I just hugged her mum and held her. And then I hugged him. And the tears kept coming.
They are going to have to face the worst possible parenting scenario soon. They will have conversations they never dreamed they would have. Life will weigh even more heavily upon them. Their broken hearts will be broken further. They will watch their child slip away until she takes her last breath. No one will wear the little matching coat or trainers any more.
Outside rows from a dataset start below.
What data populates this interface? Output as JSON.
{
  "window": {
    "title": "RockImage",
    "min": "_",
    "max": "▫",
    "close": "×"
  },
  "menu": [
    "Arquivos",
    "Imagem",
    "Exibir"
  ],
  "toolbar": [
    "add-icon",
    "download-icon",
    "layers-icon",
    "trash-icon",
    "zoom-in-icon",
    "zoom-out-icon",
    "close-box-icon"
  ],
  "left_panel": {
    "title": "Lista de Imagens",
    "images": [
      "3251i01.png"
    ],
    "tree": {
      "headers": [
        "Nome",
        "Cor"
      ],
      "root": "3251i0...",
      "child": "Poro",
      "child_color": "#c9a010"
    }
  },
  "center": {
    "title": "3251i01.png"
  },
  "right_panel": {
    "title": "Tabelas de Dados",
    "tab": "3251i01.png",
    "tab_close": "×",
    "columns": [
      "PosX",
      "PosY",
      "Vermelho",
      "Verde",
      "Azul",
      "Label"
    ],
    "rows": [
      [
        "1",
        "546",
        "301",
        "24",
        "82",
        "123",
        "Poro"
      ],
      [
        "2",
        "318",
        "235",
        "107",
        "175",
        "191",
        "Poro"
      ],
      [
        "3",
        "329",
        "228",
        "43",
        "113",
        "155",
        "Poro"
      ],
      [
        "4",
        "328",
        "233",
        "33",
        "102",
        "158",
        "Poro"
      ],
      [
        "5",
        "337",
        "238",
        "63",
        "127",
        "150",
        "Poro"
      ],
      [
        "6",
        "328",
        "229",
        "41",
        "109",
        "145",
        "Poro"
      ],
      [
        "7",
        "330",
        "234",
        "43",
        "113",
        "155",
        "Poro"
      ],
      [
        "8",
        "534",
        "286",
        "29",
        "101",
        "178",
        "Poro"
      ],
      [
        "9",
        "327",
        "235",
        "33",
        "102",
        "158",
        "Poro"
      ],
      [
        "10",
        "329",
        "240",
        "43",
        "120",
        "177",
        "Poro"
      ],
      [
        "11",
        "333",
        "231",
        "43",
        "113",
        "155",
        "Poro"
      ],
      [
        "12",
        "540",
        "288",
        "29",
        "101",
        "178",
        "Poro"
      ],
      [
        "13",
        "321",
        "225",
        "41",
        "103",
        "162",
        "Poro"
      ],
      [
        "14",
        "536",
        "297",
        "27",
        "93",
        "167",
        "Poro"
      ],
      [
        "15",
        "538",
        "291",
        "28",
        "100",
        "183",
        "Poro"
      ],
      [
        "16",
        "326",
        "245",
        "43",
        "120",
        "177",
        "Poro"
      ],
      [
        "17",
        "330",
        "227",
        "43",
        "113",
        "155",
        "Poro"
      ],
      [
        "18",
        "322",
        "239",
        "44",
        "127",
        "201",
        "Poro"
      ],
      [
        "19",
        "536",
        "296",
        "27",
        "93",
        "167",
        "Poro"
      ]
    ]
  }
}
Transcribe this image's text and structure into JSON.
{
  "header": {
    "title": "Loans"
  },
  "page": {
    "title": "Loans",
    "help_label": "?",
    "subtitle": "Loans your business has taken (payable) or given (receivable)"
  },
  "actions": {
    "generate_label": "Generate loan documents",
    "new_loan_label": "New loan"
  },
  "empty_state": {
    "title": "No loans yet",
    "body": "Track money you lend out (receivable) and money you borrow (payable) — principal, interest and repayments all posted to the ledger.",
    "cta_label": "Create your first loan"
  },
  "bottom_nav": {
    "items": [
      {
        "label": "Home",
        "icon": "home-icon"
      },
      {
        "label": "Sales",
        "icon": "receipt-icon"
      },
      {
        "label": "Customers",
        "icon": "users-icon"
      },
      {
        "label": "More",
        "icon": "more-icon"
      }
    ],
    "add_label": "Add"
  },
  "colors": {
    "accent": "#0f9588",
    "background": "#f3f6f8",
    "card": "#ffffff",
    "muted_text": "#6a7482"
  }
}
They will have to go through the emotions and motions of losing a child. Our nurses will smile and laugh in front of Daya and then lovingly respond to this family’s needs in the same shift. They are heartbroken too. Nurses are like soldiers. They put duty before all else. Tonight we are asleep on the same ward with our babies. Mine is here watching her iPad and not going to sleep. She’s here because you helped to save a little girl’s life. Our little friend is going to slip away from us with every day that passes.
You aren’t born to die. That defies norms and expectations. You are born to live. Please, go do something this week that makes you feel alive. Go live your best life.